I’m not actually an extrovert
In real life, I’m a pretty friendly, talkative, and bubbly person. Also, I’m good at small talk, so I pass as an extrovert.
But I don’t think I’m truly extroverted; I really value quiet time by myself, and if I have a whole lot of social time, I find myself feeling worn out.
I wouldn’t say I’m a hard-core introvert…probably a medium introvert. 😉
I am not always happy
I am perky a lot of the time, it is true. But I do feel discouraged and anxious and weary sometimes as well.
Only the people who are closest to me see that part of my life, though.
I like speed if it feels safe.
- I love fast roller coasters
- I ski downhill pretty fast (my app clocked me at 59 mph last trip)

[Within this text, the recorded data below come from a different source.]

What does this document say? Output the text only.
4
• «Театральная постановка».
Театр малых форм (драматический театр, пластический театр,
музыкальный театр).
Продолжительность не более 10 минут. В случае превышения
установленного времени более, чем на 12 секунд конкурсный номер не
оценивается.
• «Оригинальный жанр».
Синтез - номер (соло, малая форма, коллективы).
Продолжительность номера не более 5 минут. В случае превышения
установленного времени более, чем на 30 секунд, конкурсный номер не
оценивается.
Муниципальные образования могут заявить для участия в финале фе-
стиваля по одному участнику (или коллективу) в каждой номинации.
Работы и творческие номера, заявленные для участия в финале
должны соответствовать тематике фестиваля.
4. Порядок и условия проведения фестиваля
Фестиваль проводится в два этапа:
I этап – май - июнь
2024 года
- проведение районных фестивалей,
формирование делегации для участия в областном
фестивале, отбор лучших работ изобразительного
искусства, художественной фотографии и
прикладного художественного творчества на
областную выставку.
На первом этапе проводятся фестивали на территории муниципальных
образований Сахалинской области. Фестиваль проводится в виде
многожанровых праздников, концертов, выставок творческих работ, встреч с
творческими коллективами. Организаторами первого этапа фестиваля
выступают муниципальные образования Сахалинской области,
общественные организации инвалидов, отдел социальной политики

- I like biking fast down a hill
- I like fast boat rides
- I’d love to go on one of those fast, long ziplines
All of those things do not feel out of control to me; I’m good at skiing and biking, and I trust that the boat, roller coaster, and zipline are safe too.
I like speed. I just don’t like things that feel risky!
kristin @ going country says
I love your last one.
This was an interesting prompt to consider, because I realized that any example I came up with was a positive impression from other people that I immediately argued with in my head. Like, I feel like people think I’m more intelligent than I actually am. But then I realized that I shouldn’t immediately dismiss positive impressions that people have of me. So I guess the real answer might be that people think I’m very self-assured and confident, when of course I am riddled with self-doubt. As, I suspect, is everyone.
Karen. says
Mistake: Classifying me as a writer.
I’m not.
Writing is hard.
I edit — someone else has done the hard work.
Sabrina says
I think a misconception people have about me is I’m not depressed. I’m one of those high functioning depressed people. I get up and get stuff done, not because I feel like it, but because it has to be done. I can manage to pass off a smile and do the southern I’m fine thing, but I’m really not. I still manage to listen to other people’s problems and work, but I struggle every day to be ok and to find a reason to still exist. I’m just one of those bottled up emotions people that won’t quit. I keep trying and trying.
kristenprompted says
Just <3 <3 <3 to you!
A Hendricks says
Oh my goodness, I got anxious just reading your list of things you enjoy doing fast! No to all the fast things. Slow and steady for me, thank you 🙂
Christopher says
People assume that I have stuff figured out. I don’t know if I have imposter syndrome or what I have but I really feel like I’m faking it most of the time.
Connie says
People assume so many things about me, it is hilarious sometimes and very frustrating other times. Here they are:
that I am heterosexual (Most definitely NOT, my wife and I have been together 40 yrs. with 2 kids, 4 grands, and 2 greats)
that I grew up middle or upper class (nope, abject poverty)
that I am “naturally” thin (long, difficult journey dealing with morbid obesity)
that someone paid for my college degree at an expensive private school (public university, that I paid)
that I have a rich husband (Not a rich wife either)
that I am not intelligent (blonde, petite, female)
that I am a Christian
My message to people is NEVER ASSUME
kristenprompted says
Reading your comment and thinking about appearance made me think of another one: people usually assume that I have young kids, because most people my age do have younger kids. So, they are often surprised that I have a 20 year old and three teenagers.